Even if the backdrop is a ruined, overpopulated Earth, as represented by Los Angeles in the year 2154, “Elysium” is a beautiful film to watch. For starters, there is the gleaming artificial world of its title. From Earth, the slowly rotating space habitat appears as a sort of artificial moon, a lustrous wheel of fortune shining just above the horizon—and completely out of reach for most of humanity. It is a gated community on steroids, setting up the film’s haves versus have-nots theme.

Still, the movie’s space habitat, spacecraft, robots, computers, and other technological wonders all seem plausible mostly because we have seen them all before. In fact, the so-called science in this movie is so derivative and familiar it doesn’t need—and doesn’t receive—much explanation in the script.
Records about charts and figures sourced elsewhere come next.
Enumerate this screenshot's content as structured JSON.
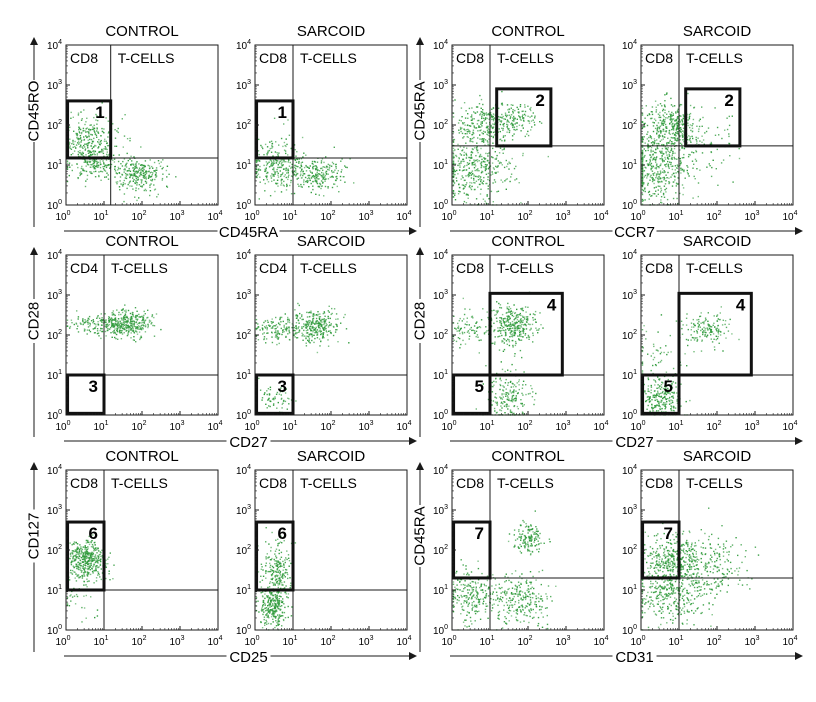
{
  "figure": {
    "chart_data": [
      {
        "type": "scatter",
        "panel_label": "1",
        "figure_row": 1,
        "x_axis_label": "CD45RA",
        "y_axis_label": "CD45RO",
        "scale": "log",
        "xlim": [
          1,
          10000
        ],
        "ylim": [
          1,
          10000
        ],
        "tick_labels": [
          "10",
          "10",
          "10",
          "10",
          "10"
        ],
        "tick_exponents": [
          "0",
          "1",
          "2",
          "3",
          "4"
        ],
        "panels": [
          {
            "title": "CONTROL",
            "subset_label": "CD8",
            "cells_label": "T-CELLS",
            "quadrant_divider": {
              "x": 15,
              "y": 15
            },
            "gate": {
              "label": "1",
              "x": [
                1.1,
                15
              ],
              "y": [
                15,
                400
              ]
            },
            "clusters": [
              {
                "x": 3,
                "y": 40,
                "spread_x": 0.45,
                "spread_y": 0.35,
                "count": 320
              },
              {
                "x": 5,
                "y": 12,
                "spread_x": 0.35,
                "spread_y": 0.2,
                "count": 160
              },
              {
                "x": 80,
                "y": 6,
                "spread_x": 0.35,
                "spread_y": 0.2,
                "count": 260
              }
            ]
          },
          {
            "title": "SARCOID",
            "subset_label": "CD8",
            "cells_label": "T-CELLS",
            "quadrant_divider": {
              "x": 10,
              "y": 15
            },
            "gate": {
              "label": "1",
              "x": [
                1.1,
                10
              ],
              "y": [
                15,
                400
              ]
            },
            "clusters": [
              {
                "x": 3,
                "y": 25,
                "spread_x": 0.35,
                "spread_y": 0.3,
                "count": 70
              },
              {
                "x": 4,
                "y": 8,
                "spread_x": 0.4,
                "spread_y": 0.25,
                "count": 200
              },
              {
                "x": 40,
                "y": 6,
                "spread_x": 0.35,
                "spread_y": 0.2,
                "count": 240
              }
            ]
          }
        ]
      },
      {
        "type": "scatter",
        "panel_label": "2",
        "figure_row": 1,
        "x_axis_label": "CCR7",
        "y_axis_label": "CD45RA",
        "scale": "log",
        "xlim": [
          1,
          10000
        ],
        "ylim": [
          1,
          10000
        ],
        "tick_labels": [
          "10",
          "10",
          "10",
          "10",
          "10"
        ],
        "tick_exponents": [
          "0",
          "1",
          "2",
          "3",
          "4"
        ],
        "panels": [
          {
            "title": "CONTROL",
            "subset_label": "CD8",
            "cells_label": "T-CELLS",
            "quadrant_divider": {
              "x": 10,
              "y": 30
            },
            "gate": {
              "label": "2",
              "x": [
                15,
                400
              ],
              "y": [
                30,
                800
              ]
            },
            "clusters": [
              {
                "x": 8,
                "y": 100,
                "spread_x": 0.4,
                "spread_y": 0.3,
                "count": 260
              },
              {
                "x": 40,
                "y": 150,
                "spread_x": 0.3,
                "spread_y": 0.2,
                "count": 120
              },
              {
                "x": 4,
                "y": 8,
                "spread_x": 0.5,
                "spread_y": 0.4,
                "count": 380
              }
            ]
          },
          {
            "title": "SARCOID",
            "subset_label": "CD8",
            "cells_label": "T-CELLS",
            "quadrant_divider": {
              "x": 10,
              "y": 30
            },
            "gate": {
              "label": "2",
              "x": [
                15,
                400
              ],
              "y": [
                30,
                800
              ]
            },
            "clusters": [
              {
                "x": 6,
                "y": 100,
                "spread_x": 0.35,
                "spread_y": 0.3,
                "count": 320
              },
              {
                "x": 3,
                "y": 10,
                "spread_x": 0.45,
                "spread_y": 0.45,
                "count": 460
              },
              {
                "x": 60,
                "y": 30,
                "spread_x": 0.4,
                "spread_y": 0.4,
                "count": 60
              }
            ]
          }
        ]
      },
      {
        "type": "scatter",
        "panel_label": "3",
        "figure_row": 2,
        "x_axis_label": "CD27",
        "y_axis_label": "CD28",
        "scale": "log",
        "xlim": [
          1,
          10000
        ],
        "ylim": [
          1,
          10000
        ],
        "tick_labels": [
          "10",
          "10",
          "10",
          "10",
          "10"
        ],
        "tick_exponents": [
          "0",
          "1",
          "2",
          "3",
          "4"
        ],
        "panels": [
          {
            "title": "CONTROL",
            "subset_label": "CD4",
            "cells_label": "T-CELLS",
            "quadrant_divider": {
              "x": 10,
              "y": 10
            },
            "gate": {
              "label": "3",
              "x": [
                1.1,
                10
              ],
              "y": [
                1.1,
                10
              ]
            },
            "clusters": [
              {
                "x": 40,
                "y": 200,
                "spread_x": 0.3,
                "spread_y": 0.18,
                "count": 340
              },
              {
                "x": 5,
                "y": 180,
                "spread_x": 0.35,
                "spread_y": 0.12,
                "count": 120
              }
            ]
          },
          {
            "title": "SARCOID",
            "subset_label": "CD4",
            "cells_label": "T-CELLS",
            "quadrant_divider": {
              "x": 10,
              "y": 10
            },
            "gate": {
              "label": "3",
              "x": [
                1.1,
                10
              ],
              "y": [
                1.1,
                10
              ]
            },
            "clusters": [
              {
                "x": 40,
                "y": 180,
                "spread_x": 0.3,
                "spread_y": 0.2,
                "count": 280
              },
              {
                "x": 4,
                "y": 150,
                "spread_x": 0.4,
                "spread_y": 0.15,
                "count": 150
              },
              {
                "x": 3,
                "y": 2.5,
                "spread_x": 0.2,
                "spread_y": 0.15,
                "count": 60
              }
            ]
          }
        ]
      },
      {
        "type": "scatter",
        "panel_label": "4 / 5",
        "figure_row": 2,
        "x_axis_label": "CD27",
        "y_axis_label": "CD28",
        "scale": "log",
        "xlim": [
          1,
          10000
        ],
        "ylim": [
          1,
          10000
        ],
        "tick_labels": [
          "10",
          "10",
          "10",
          "10",
          "10"
        ],
        "tick_exponents": [
          "0",
          "1",
          "2",
          "3",
          "4"
        ],
        "panels": [
          {
            "title": "CONTROL",
            "subset_label": "CD8",
            "cells_label": "T-CELLS",
            "quadrant_divider": {
              "x": 10,
              "y": 10
            },
            "gates": [
              {
                "label": "4",
                "x": [
                  10,
                  800
                ],
                "y": [
                  10,
                  1100
                ]
              },
              {
                "label": "5",
                "x": [
                  1.1,
                  10
                ],
                "y": [
                  1.1,
                  10
                ]
              }
            ],
            "clusters": [
              {
                "x": 40,
                "y": 180,
                "spread_x": 0.3,
                "spread_y": 0.25,
                "count": 320
              },
              {
                "x": 3,
                "y": 150,
                "spread_x": 0.35,
                "spread_y": 0.2,
                "count": 90
              },
              {
                "x": 30,
                "y": 3,
                "spread_x": 0.3,
                "spread_y": 0.35,
                "count": 200
              }
            ]
          },
          {
            "title": "SARCOID",
            "subset_label": "CD8",
            "cells_label": "T-CELLS",
            "quadrant_divider": {
              "x": 10,
              "y": 10
            },
            "gates": [
              {
                "label": "4",
                "x": [
                  10,
                  800
                ],
                "y": [
                  10,
                  1100
                ]
              },
              {
                "label": "5",
                "x": [
                  1.1,
                  10
                ],
                "y": [
                  1.1,
                  10
                ]
              }
            ],
            "clusters": [
              {
                "x": 50,
                "y": 150,
                "spread_x": 0.3,
                "spread_y": 0.2,
                "count": 150
              },
              {
                "x": 3,
                "y": 2.5,
                "spread_x": 0.28,
                "spread_y": 0.25,
                "count": 240
              },
              {
                "x": 3,
                "y": 30,
                "spread_x": 0.4,
                "spread_y": 0.4,
                "count": 60
              }
            ]
          }
        ]
      },
      {
        "type": "scatter",
        "panel_label": "6",
        "figure_row": 3,
        "x_axis_label": "CD25",
        "y_axis_label": "CD127",
        "scale": "log",
        "xlim": [
          1,
          10000
        ],
        "ylim": [
          1,
          10000
        ],
        "tick_labels": [
          "10",
          "10",
          "10",
          "10",
          "10"
        ],
        "tick_exponents": [
          "0",
          "1",
          "2",
          "3",
          "4"
        ],
        "panels": [
          {
            "title": "CONTROL",
            "subset_label": "CD8",
            "cells_label": "T-CELLS",
            "quadrant_divider": {
              "x": 10,
              "y": 10
            },
            "gate": {
              "label": "6",
              "x": [
                1.1,
                10
              ],
              "y": [
                10,
                500
              ]
            },
            "clusters": [
              {
                "x": 3.5,
                "y": 60,
                "spread_x": 0.25,
                "spread_y": 0.25,
                "count": 420
              },
              {
                "x": 3,
                "y": 5,
                "spread_x": 0.3,
                "spread_y": 0.3,
                "count": 30
              }
            ]
          },
          {
            "title": "SARCOID",
            "subset_label": "CD8",
            "cells_label": "T-CELLS",
            "quadrant_divider": {
              "x": 10,
              "y": 10
            },
            "gate": {
              "label": "6",
              "x": [
                1.1,
                10
              ],
              "y": [
                10,
                500
              ]
            },
            "clusters": [
              {
                "x": 3.5,
                "y": 30,
                "spread_x": 0.2,
                "spread_y": 0.35,
                "count": 220
              },
              {
                "x": 3,
                "y": 4,
                "spread_x": 0.18,
                "spread_y": 0.25,
                "count": 260
              }
            ]
          }
        ]
      },
      {
        "type": "scatter",
        "panel_label": "7",
        "figure_row": 3,
        "x_axis_label": "CD31",
        "y_axis_label": "CD45RA",
        "scale": "log",
        "xlim": [
          1,
          10000
        ],
        "ylim": [
          1,
          10000
        ],
        "tick_labels": [
          "10",
          "10",
          "10",
          "10",
          "10"
        ],
        "tick_exponents": [
          "0",
          "1",
          "2",
          "3",
          "4"
        ],
        "panels": [
          {
            "title": "CONTROL",
            "subset_label": "CD8",
            "cells_label": "T-CELLS",
            "quadrant_divider": {
              "x": 10,
              "y": 20
            },
            "gate": {
              "label": "7",
              "x": [
                1.1,
                10
              ],
              "y": [
                20,
                500
              ]
            },
            "clusters": [
              {
                "x": 100,
                "y": 200,
                "spread_x": 0.2,
                "spread_y": 0.18,
                "count": 140
              },
              {
                "x": 3,
                "y": 8,
                "spread_x": 0.3,
                "spread_y": 0.35,
                "count": 220
              },
              {
                "x": 60,
                "y": 6,
                "spread_x": 0.4,
                "spread_y": 0.3,
                "count": 260
              }
            ]
          },
          {
            "title": "SARCOID",
            "subset_label": "CD8",
            "cells_label": "T-CELLS",
            "quadrant_divider": {
              "x": 10,
              "y": 20
            },
            "gate": {
              "label": "7",
              "x": [
                1.1,
                10
              ],
              "y": [
                20,
                500
              ]
            },
            "clusters": [
              {
                "x": 8,
                "y": 60,
                "spread_x": 0.45,
                "spread_y": 0.3,
                "count": 420
              },
              {
                "x": 6,
                "y": 8,
                "spread_x": 0.45,
                "spread_y": 0.35,
                "count": 360
              },
              {
                "x": 100,
                "y": 40,
                "spread_x": 0.4,
                "spread_y": 0.35,
                "count": 140
              }
            ]
          }
        ]
      }
    ]
  },
  "colors": {
    "dots": "#2e9a3a",
    "axis": "#1a1a1a",
    "gate": "#111111"
  }
}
The scientifically astute viewer will have no reason to question the plausibility of most of the dystopic future Blomkamp portrays in “Elysium.”

A huge portion of the movie was shot in Mexico City, including the city dump and many “areas rife with crime,” Peter Muyzers, “Elysium” ’s Oscar-nominated director of special effects tells C&EN. It was a security nightmare in terms of managing cast and crew, he says.

But the most difficult aspect of making the movie, Muyzers says, was realizing Blomkamp’s vision for the Elysium space habitat. He says they agonized over such details as its proximity to Earth, rate of rotation, the plausibility of clear exterior windows on the massive space station, and the presence of water—experts told them to include a lot of it. He says they consulted with researchers at NASA’s Jet Propulsion Laboratory at Caltech to make sure that their basic vision for Elysium made sense.

“Neill took that very seriously as a director,” Muyzers says. “But once you have that understanding, you do go toward creative liberties.”

It is fiction, after all.


Credit: Sony Pictures

Up close, Elysium is a near-Earth paradise of fabulous homes and gardens for its privileged residents. Not a blade of artificial turf is out of place, thanks in part to the watchful eye of Defense Secretary Delacourt (Foster), who has ice water for blood and a heart of stainless steel.

Delacourt hardly pauses when she shoots down two renegade space shuttles from Earth that are full of the sick and dying, including many children. The would-be immigrants were hoping to access the “med bays” of Elysium—miracle machines that can rearrange the body’s atomic structure, wiping out disease and deformity on their padded leather gurneys.

Down below on the squalid Earth, the film’s antihero Max (Damon) sports some awesome-looking tattoos to enhance his muscled physique. His crew of homeboys in the trashed City of Angels are similarly buff and tatted up, lending some tough-guy appeal to the otherwise depressing grime, impoverishment, and sickness endured by basically everyone.

Max meets up with his former childhood friend Frey (Braga), a caring nurse trying to save her young daughter, who is dying of leukemia. After Max suffers a workplace accident, leaving him with just a few days to live, he begins his own journey to reach salvation on Elysium. Spider (Moura), Max’s former partner in crime, can get Max a ticket to Elysium—and thus a new lease on life—but only if he pulls off the ultimate computer hacking job, which could potentially fling open the doors of Elysium to everyone.

There’s no spoiler here. This is a movie worth seeing, especially in the big-screen IMAX format. Ultimately, however, the future is a setting for Blomkamp to explore the human condition and the human heart. The science fiction is a pretty wrapping for his dark vision of humanity.